O processo de elaboração da nova Constituição brasileira representou o grande momento da disputa de hegemonia, através do confronto de um projeto liberal (anti-popular) e um

2projeto popular liderado pela CUT e o PT . O PT aglutinou as propostas que defendiam direitos e conquistas sociais e tornou-se a direção dos setores populares e da oposição no Congresso Constituinte. A CUT não se limitou à defesa de interesses corporativos ou sindicais. A sua atuação foi pautada por quatro eixos principais: 1) direitos políticos e sociais; 2) direitos trabalhistas; 3) política econômica (proposta para o Estado); 4) reforma agrária. De forma coerente com sua proposta de criação, a CUT procurava aproximar trabalhadores urbanos e rurais mantendo todo o tempo o tema da reforma agrária na agenda política, assim como especificava uma série de itens para a Constituição incorporando as reivindicações de diversificados movimentos sociais.

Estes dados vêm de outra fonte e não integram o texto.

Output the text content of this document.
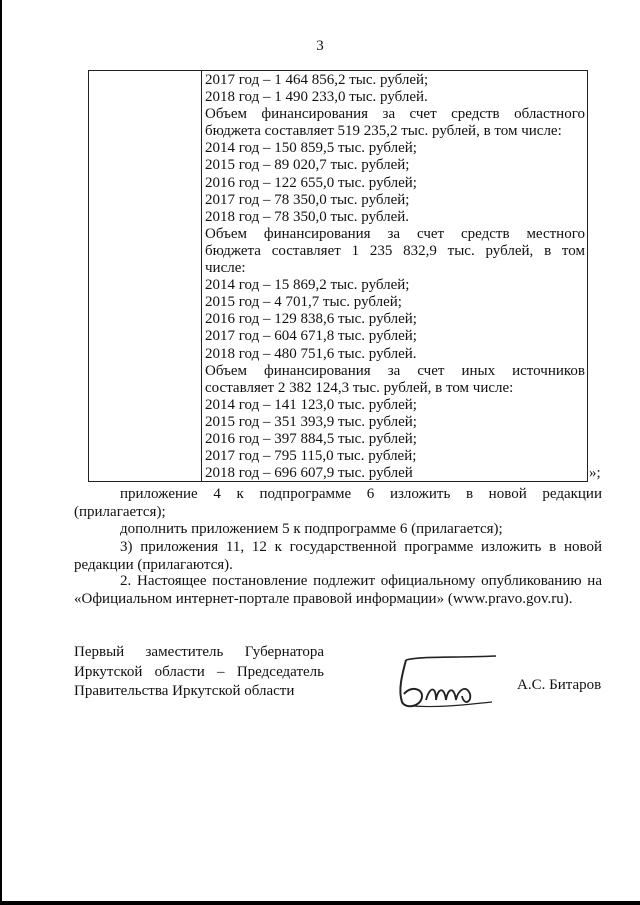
3
2017 год – 1 464 856,2 тыс. рублей;
2018 год – 1 490 233,0 тыс. рублей.
Объем финансирования за счет средств областного
бюджета составляет 519 235,2 тыс. рублей, в том числе:
2014 год – 150 859,5 тыс. рублей;
2015 год – 89 020,7 тыс. рублей;
2016 год – 122 655,0 тыс. рублей;
2017 год – 78 350,0 тыс. рублей;
2018 год – 78 350,0 тыс. рублей.
Объем финансирования за счет средств местного
бюджета составляет 1 235 832,9 тыс. рублей, в том
числе:
2014 год – 15 869,2 тыс. рублей;
2015 год – 4 701,7 тыс. рублей;
2016 год – 129 838,6 тыс. рублей;
2017 год – 604 671,8 тыс. рублей;
2018 год – 480 751,6 тыс. рублей.
Объем финансирования за счет иных источников
составляет 2 382 124,3 тыс. рублей, в том числе:
2014 год – 141 123,0 тыс. рублей;
2015 год – 351 393,9 тыс. рублей;
2016 год – 397 884,5 тыс. рублей;
2017 год – 795 115,0 тыс. рублей;
2018 год – 696 607,9 тыс. рублей	»;
приложение 4 к подпрограмме 6 изложить в новой редакции (прилагается);
дополнить приложением 5 к подпрограмме 6 (прилагается);
3) приложения 11, 12 к государственной программе изложить в новой редакции (прилагаются).
2. Настоящее постановление подлежит официальному опубликованию на «Официальном интернет-портале правовой информации» (www.pravo.gov.ru).
Первый заместитель Губернатора
Иркутской области – Председатель
Правительства Иркутской области	А.С. Битаров
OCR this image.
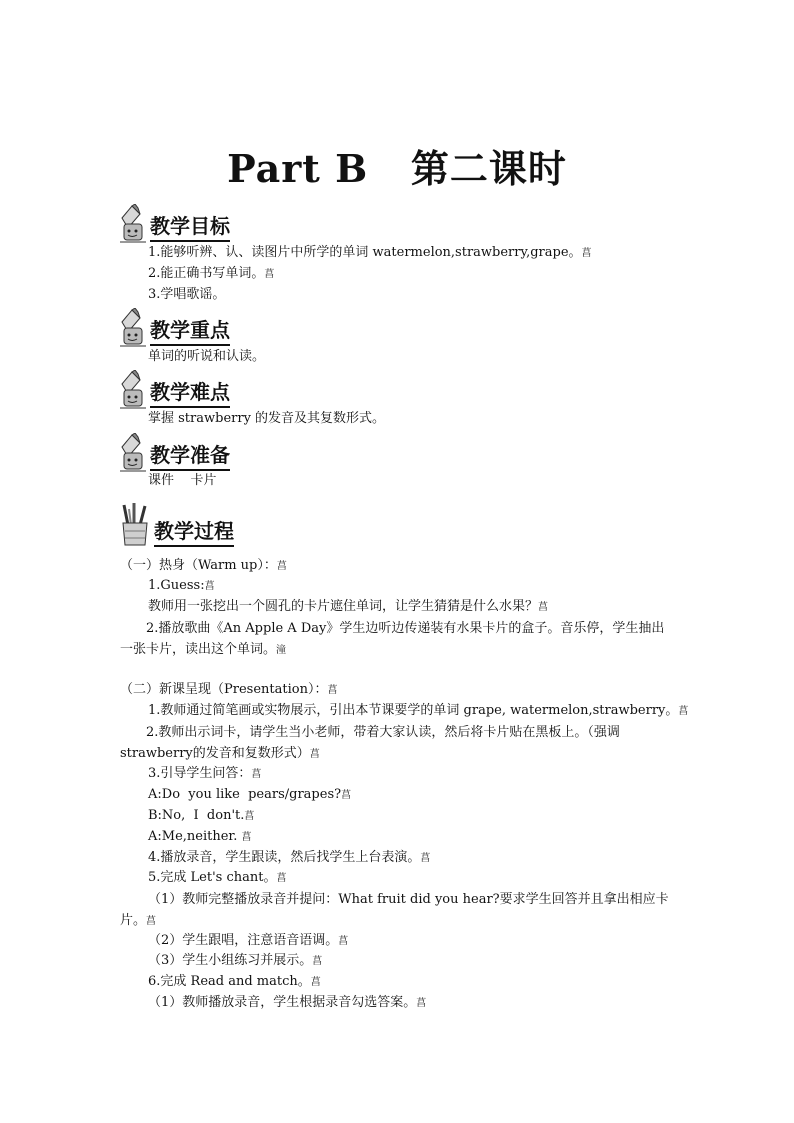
Part B   第二课时
教学目标
1.能够听辨、认、读图片中所学的单词 watermelon,strawberry,grape。菖
2.能正确书写单词。菖
3.学唱歌谣。
教学重点
单词的听说和认读。
教学难点
掌握 strawberry 的发音及其复数形式。
教学准备
课件    卡片
教学过程
（一）热身（Warm up）：菖
1.Guess:菖
教师用一张挖出一个圆孔的卡片遮住单词，让学生猜猜是什么水果？菖
2.播放歌曲《An Apple A Day》学生边听边传递装有水果卡片的盒子。音乐停，学生抽出一张卡片，读出这个单词。潼
（二）新课呈现（Presentation）：菖
1.教师通过简笔画或实物展示，引出本节课要学的单词 grape, watermelon,strawberry。菖
2.教师出示词卡，请学生当小老师，带着大家认读，然后将卡片贴在黑板上。（强调strawberry的发音和复数形式）菖
3.引导学生问答：菖
A:Do  you like  pears/grapes?菖
B:No,  I  don't.菖
A:Me,neither. 菖
4.播放录音，学生跟读，然后找学生上台表演。菖
5.完成 Let's chant。菖
（1）教师完整播放录音并提问：What fruit did you hear?要求学生回答并且拿出相应卡片。菖
（2）学生跟唱，注意语音语调。菖
（3）学生小组练习并展示。菖
6.完成 Read and match。菖
（1）教师播放录音，学生根据录音勾选答案。菖
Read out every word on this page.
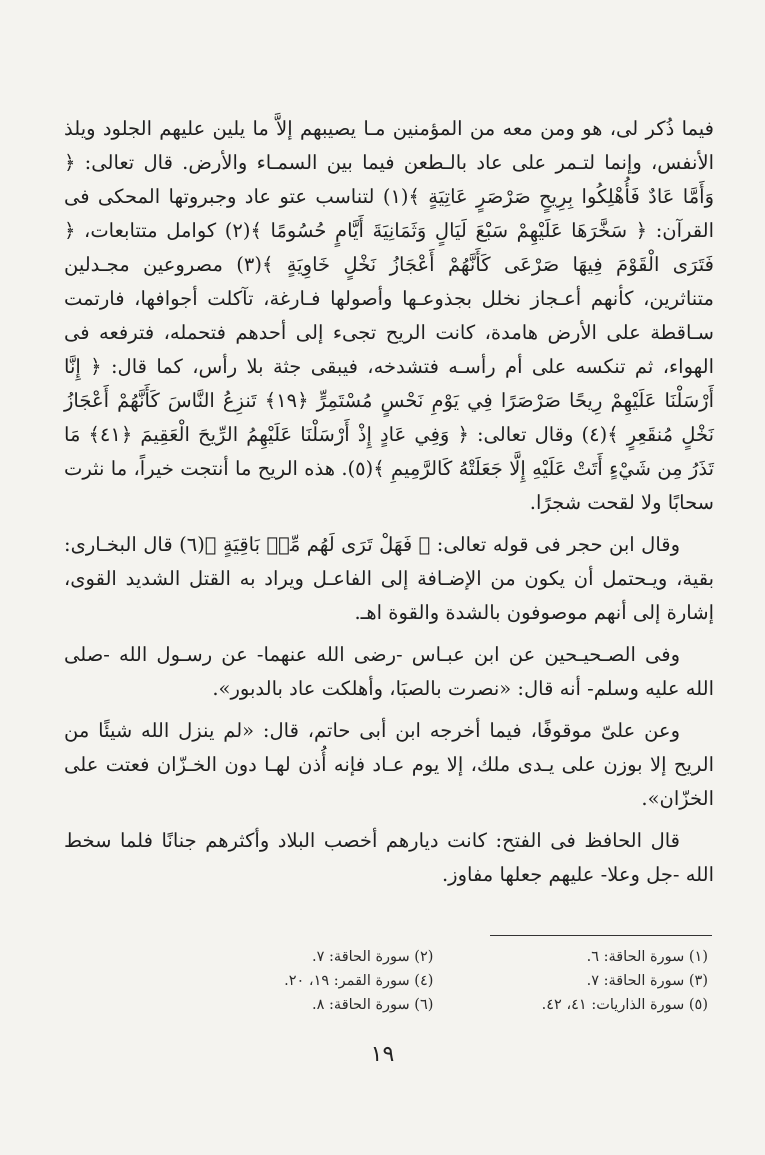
فيما ذُكر لى، هو ومن معه من المؤمنين مـا يصيبهم إلاَّ ما يلين عليهم الجلود ويلذ الأنفس، وإنما لتـمر على عاد بالـطعن فيما بين السمـاء والأرض. قال تعالى: ﴿ وَأَمَّا عَادٌ فَأُهْلِكُوا بِرِيحٍ صَرْصَرٍ عَاتِيَةٍ ﴾(١) لتناسب عتو عاد وجبروتها المحكى فى القرآن: ﴿ سَخَّرَهَا عَلَيْهِمْ سَبْعَ لَيَالٍ وَثَمَانِيَةَ أَيَّامٍ حُسُومًا ﴾(٢) كوامل متتابعات، ﴿ فَتَرَى الْقَوْمَ فِيهَا صَرْعَى كَأَنَّهُمْ أَعْجَازُ نَخْلٍ خَاوِيَةٍ ﴾(٣) مصروعين مجـدلين متناثرين، كأنهم أعـجاز نخلل بجذوعـها وأصولها فـارغة، تآكلت أجوافها، فارتمت سـاقطة على الأرض هامدة، كانت الريح تجىء إلى أحدهم فتحمله، فترفعه فى الهواء، ثم تنكسه على أم رأسـه فتشدخه، فيبقى جثة بلا رأس، كما قال: ﴿ إِنَّا أَرْسَلْنَا عَلَيْهِمْ رِيحًا صَرْصَرًا فِي يَوْمِ نَحْسٍ مُسْتَمِرٍّ ﴿١٩﴾ تَنزِعُ النَّاسَ كَأَنَّهُمْ أَعْجَازُ نَخْلٍ مُنقَعِرٍ ﴾(٤) وقال تعالى: ﴿ وَفِي عَادٍ إِذْ أَرْسَلْنَا عَلَيْهِمُ الرِّيحَ الْعَقِيمَ ﴿٤١﴾ مَا تَذَرُ مِن شَيْءٍ أَتَتْ عَلَيْهِ إِلَّا جَعَلَتْهُ كَالرَّمِيمِ ﴾(٥). هذه الريح ما أنتجت خيراً، ما نثرت سحابًا ولا لقحت شجرًا.

وقال ابن حجر فى قوله تعالى: ﴿ فَهَلْ تَرَى لَهُم مِّنۢ بَاقِيَةٍ ﴾(٦) قال البخـارى: بقية، ويـحتمل أن يكون من الإضـافة إلى الفاعـل ويراد به القتل الشديد القوى، إشارة إلى أنهم موصوفون بالشدة والقوة اهـ.

وفى الصـحيـحين عن ابن عبـاس -رضى الله عنهما- عن رسـول الله -صلى الله عليه وسلم- أنه قال: «نصرت بالصبَا، وأهلكت عاد بالدبور».

وعن علىّ موقوفًا، فيما أخرجه ابن أبى حاتم، قال: «لم ينزل الله شيئًا من الريح إلا بوزن على يـدى ملك، إلا يوم عـاد فإنه أُذن لهـا دون الخـزّان فعتت على الخزّان».

قال الحافظ فى الفتح: كانت ديارهم أخصب البلاد وأكثرهم جنانًا فلما سخط الله -جل وعلا- عليهم جعلها مفاوز.

(١) سورة الحاقة: ٦.
(٢) سورة الحاقة: ٧.
(٣) سورة الحاقة: ٧.
(٤) سورة القمر: ١٩، ٢٠.
(٥) سورة الذاريات: ٤١، ٤٢.
(٦) سورة الحاقة: ٨.
١٩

A atuação do PT na Constituinte levava adiante e aprofundava as questões da CUT. No entanto, o PT não logrou uma vitória expressiva na Constituinte. Melhor dizendo, ainda que tenha conseguido uma série de conquistas tanto em termos políticos quanto sociais, tais vitórias estavam muito aquém das propostas apresentadas. Essa duplicidade – conquista ou derrota? – e a ambigüidade de sua avaliação ficam evidenciadas pelo debate interno ao PT no momento imediatamente posterior à Constituinte e que se explicita na decisão de não assinar o texto final.

Em que pese a ambivalência do PT frente à nova Constituição, o papel da aliança PT-CUT estava claramente afirmado. Definia-se um projeto nacional capaz de envolver amplos setores sindicalizados, movimentos sociais de cunho popular – como o MST – movimentos sociais de cunho urbano – como associações de moradores, ecologia, direitos humanos, negros, mulheres, homossexuais, etc. Tanto o PT como a CUT se definiam não só como

1 Professor Adjunto do DCH?UERJ;2 Para uma analise mais abrangente desse processo ver: ALMEIDA, Gelsom Rozentino de. História de uma década quase perdida: 1979-1989. Tese de Doutorado, Niterói: ICHF/UFF, 2000.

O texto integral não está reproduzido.